In previous articles on organizing data in the form of a rubricator ( Using a graph as a basis for creating a rubricator and Problems underlying any creator of rubricators ), general ideas on organizing a rubricator were described. In this article I will describe one of the possible algorithms for automatically determining the subject of the text on the basis of a previously prepared graph-rubricator. At the same time, I consciously avoid complex formulas in order to convey the idea underlying the algorithm as simply as possible.

Preparation of rubricator data


To begin with, we will decide on the form in which we will prepare the data for the rubricator.

The last paragraph needs a little explanation. The independence of the definition of the subject matter of the text is very good when no subsequent sorting of results is required. When texts are simply classified or not. But if there are several texts in the rubric, it will probably be necessary to sort them by the criterion of the best hit in the rubric. In this article, this question is omitted for clarity.

Algorithm for determining the subject of the text, briefly


We describe the rubricator. We extract from the text under study the keywords described in the rubricator. As a result of the extraction, we get pieces of a broken and most often disconnected graph. We use a wave (or any other, if desired) algorithm to “pull out” the extracted pieces of the graph to the top of “everything”. We analyze and display the results.

Algorithm for determining the subject of the text, in detail


The creation of the rubricator has been described in detail in previous articles. At this stage, we believe that we have a lined graph rubricator, the leaf elements of which contain keywords, and the nodal rubrics.
We search the entire set of keywords of the rubricator in the text under study. Since there are many words that need to be found, I recommend for a specific implementation to refer to the algorithms for quickly finding arrays of strings in the text. For starters give links to the most popular of them:
Aho - Corasic Algorithm
The algorithm is characterized by a rather complex logic of building a tree and processing "returns", there are many examples of implementation.

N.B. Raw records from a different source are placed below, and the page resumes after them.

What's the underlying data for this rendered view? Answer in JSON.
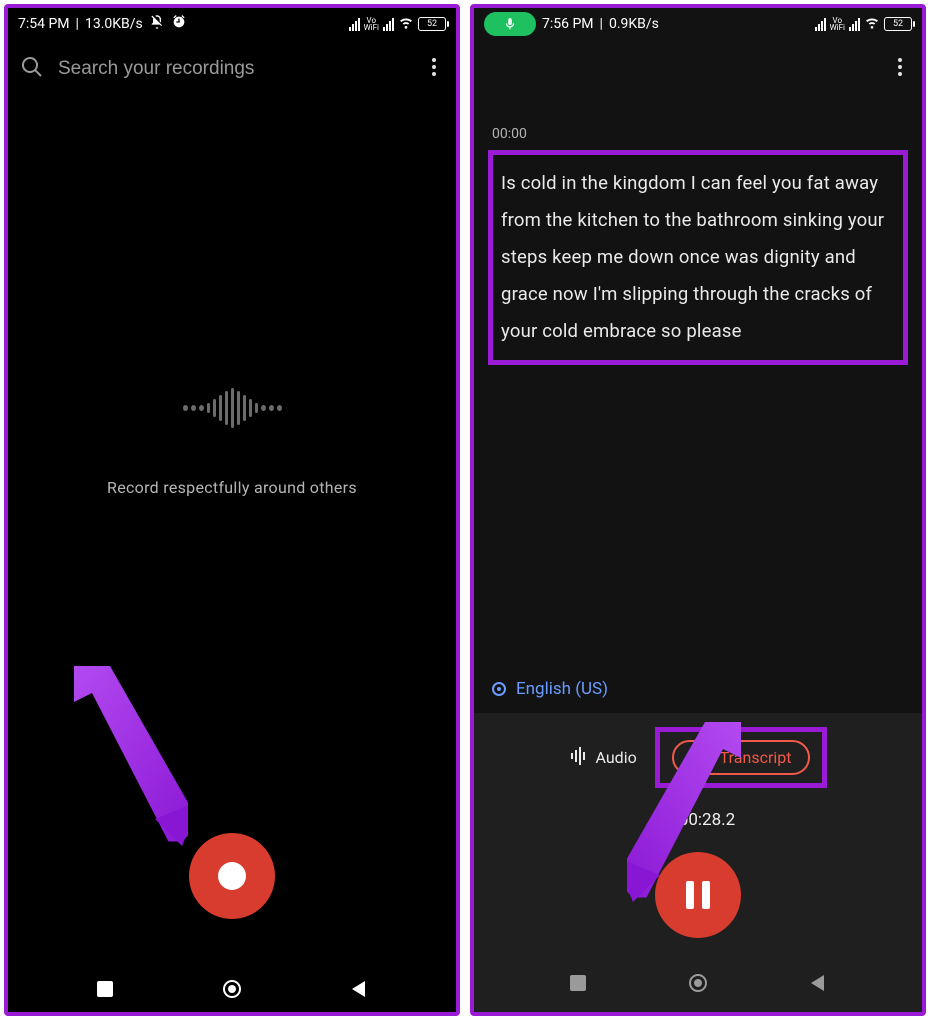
{
  "left": {
    "status": {
      "time": "7:54 PM",
      "net": "13.0KB/s",
      "battery": "52"
    },
    "search": {
      "placeholder": "Search your recordings"
    },
    "hint": "Record respectfully around others"
  },
  "right": {
    "status": {
      "time": "7:56 PM",
      "net": "0.9KB/s",
      "battery": "52"
    },
    "transcript_start": "00:00",
    "transcript_text": "Is cold in the kingdom I can feel you fat away from the kitchen to the bathroom sinking your steps keep me down once was dignity and grace now I'm slipping through the cracks of your cold embrace so please",
    "language": "English (US)",
    "tabs": {
      "audio": "Audio",
      "transcript": "Transcript"
    },
    "elapsed": "00:28.2"
  }
}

On Habré was a good description of this algorithm .
Rabin-Karp algorithm. A distinctive feature of the algorithm is effective work with very large sets of words.
In principle, reading the descriptions of the two proposed above algorithms, it is easy to come up with their own implementation based on them, which can take into account some additional conditions. For example, the requirement of case sensitivity to text, morphology, etc.
After the key words used in the description of the rubricator are extracted from the text under study, you can proceed directly to the definition of the subject of the text.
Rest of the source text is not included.